How 1000 new genetic variants were discovered in blood groups
1000 new mutations in the blood group genes: that is what physician and former programmer Mattias Möller found in his research study in which he developed new software and investigated blood group genes in 2504 people. This discovery from Lund University in Sweden was published recently in the journal Blood Advances.
Genomes from 2504 people
The international project 1000 Genomes is so far the world's largest mapping of human genetic variants. By creating a new computer program, Mattias Möller processed the genomes of 2 504 people. He imported these genomes to his newly developed database Erythrogene, and matched them against previously known genetic variants. The result was the discovery of 1 000 hitherto unknown mutations which could have a negative effect in the case of blood transfusions, for example.
"Never before has there been a worldwide mapping of blood group genes in healthy individuals. Most previously known blood group variants were discovered when a blood transfusion failed, i.e. when it didn't work between the donor and the recipient. I started from the genes instead, to find variations in DNA which might give rise to a new antigen*, likely to cause problems in case of transfusion, for example", explains Mattias Möller, doctoral student at the Department of Laboratory Medicine.
Mismatch can lead to death
On the surface of the red blood cells are proteins and sugar molecules, in which small differences give rise to different antigens. The ability to identify and match blood group types is important for blood transfusions, but also in pregnancy and before certain types of transplantion. A transfusion with mismatched blood can lead to a transfusion reaction. This type of reaction can be mild and barely noticeable, or so strong that the blood cells rupture and, in the worst cases, the patient dies.

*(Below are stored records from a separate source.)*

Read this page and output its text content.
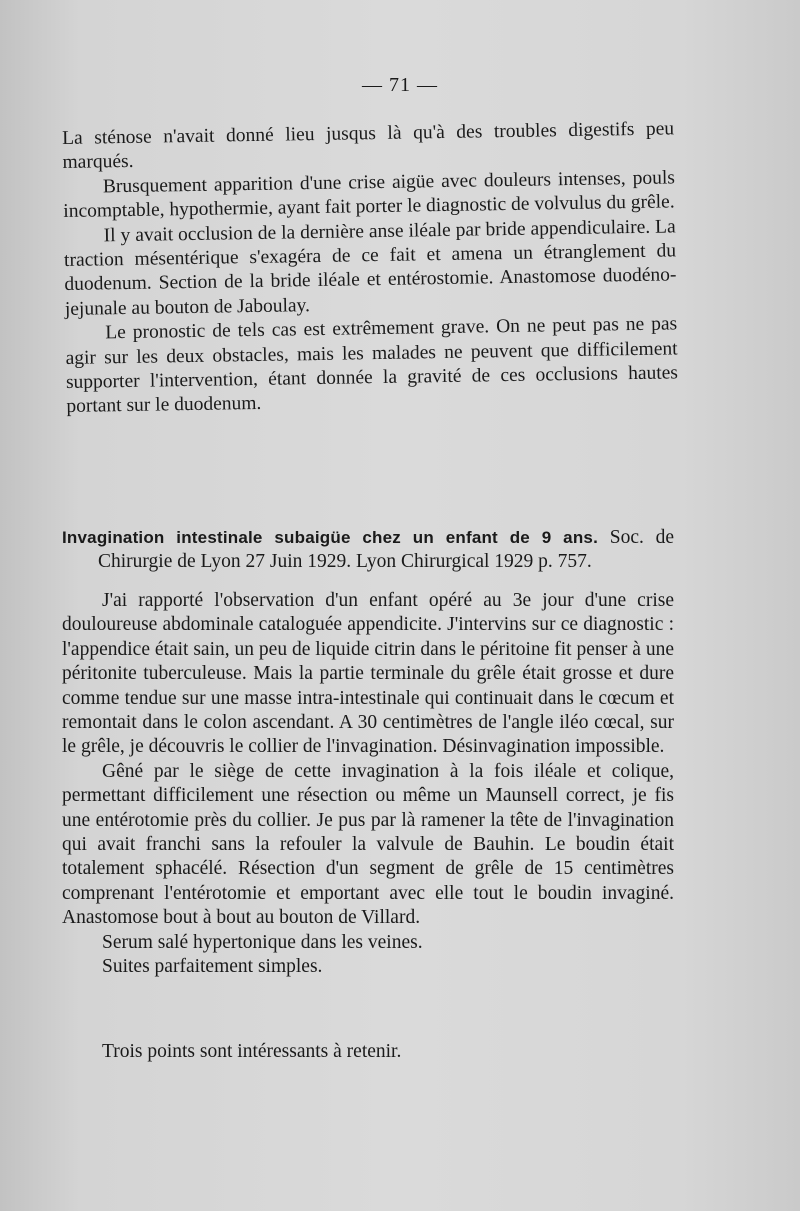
— 71 —

La sténose n'avait donné lieu jusqus là qu'à des troubles digestifs peu marqués.

Brusquement apparition d'une crise aigüe avec douleurs intenses, pouls incomptable, hypothermie, ayant fait porter le diagnostic de volvulus du grêle.

Il y avait occlusion de la dernière anse iléale par bride appendiculaire. La traction mésentérique s'exagéra de ce fait et amena un étranglement du duodenum. Section de la bride iléale et entérostomie. Anastomose duodéno-jejunale au bouton de Jaboulay.

Le pronostic de tels cas est extrêmement grave. On ne peut pas ne pas agir sur les deux obstacles, mais les malades ne peuvent que difficilement supporter l'intervention, étant donnée la gravité de ces occlusions hautes portant sur le duodenum.

Invagination intestinale subaigüe chez un enfant de 9 ans. Soc. de Chirurgie de Lyon 27 Juin 1929. Lyon Chirurgical 1929 p. 757.

J'ai rapporté l'observation d'un enfant opéré au 3e jour d'une crise douloureuse abdominale cataloguée appendicite. J'intervins sur ce diagnostic : l'appendice était sain, un peu de liquide citrin dans le péritoine fit penser à une péritonite tuberculeuse. Mais la partie terminale du grêle était grosse et dure comme tendue sur une masse intra-intestinale qui continuait dans le cœcum et remontait dans le colon ascendant. A 30 centimètres de l'angle iléo cœcal, sur le grêle, je découvris le collier de l'invagination. Désinvagination impossible.

Gêné par le siège de cette invagination à la fois iléale et colique, permettant difficilement une résection ou même un Maunsell correct, je fis une entérotomie près du collier. Je pus par là ramener la tête de l'invagination qui avait franchi sans la refouler la valvule de Bauhin. Le boudin était totalement sphacélé. Résection d'un segment de grêle de 15 centimètres comprenant l'entérotomie et emportant avec elle tout le boudin invaginé. Anastomose bout à bout au bouton de Villard.

Serum salé hypertonique dans les veines.

Suites parfaitement simples.

Trois points sont intéressants à retenir.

Mattias Möller's study showed that 89 per cent of the genetic variants were previously known, but among the remaining 11 per cent were a total of 1 000 different mutations which were absent from official catalogues of known blood group variants.
"Of course not all variants lead to new antigens. But we need to go on and conduct further analyses to investigate how the genetic expression changes, i.e. how the molecules on the surface of the cell are affected".
Undiscovered antigens in Africa
There are currently 352 mapped antigens, but the research has so far mainly focused on populations in Europe and North America. A future research field is Africa, where there is greater variation between different population groups. As research on African populations increases, in combination with blood transfusions becoming more common there, many new antigens are likely to be discovered.
"The new online database enables researchers to study a specific blood group and see where in the world it occurs. It has been incredibly exciting to combine my knowledge as a programmer and researcher to design this database in a format which is easy to use in transfusion medicine. Now researchers can dig deeper into the results, and it is also easy to extend the database with other genes responsible for human disease or data from new major genetic mapping projects", concludes Mattias Möller.
An antigen is a part of a molecule which can have various functions on the surface of the cell, such as transporting necessary nutrients or signalling. Different individuals express different antigens, and if cells with a certain antigen are transferred to a person who does not have the same, which can happen in the case of transfusion or transplant, this can cause an immune reaction, such as rapid breakdown of red blood cells or rejection of the transplanted organ.
The 1000 Genomes project was completed in 2015 and provides the largest public catalogue of human genetic variation in the world so far.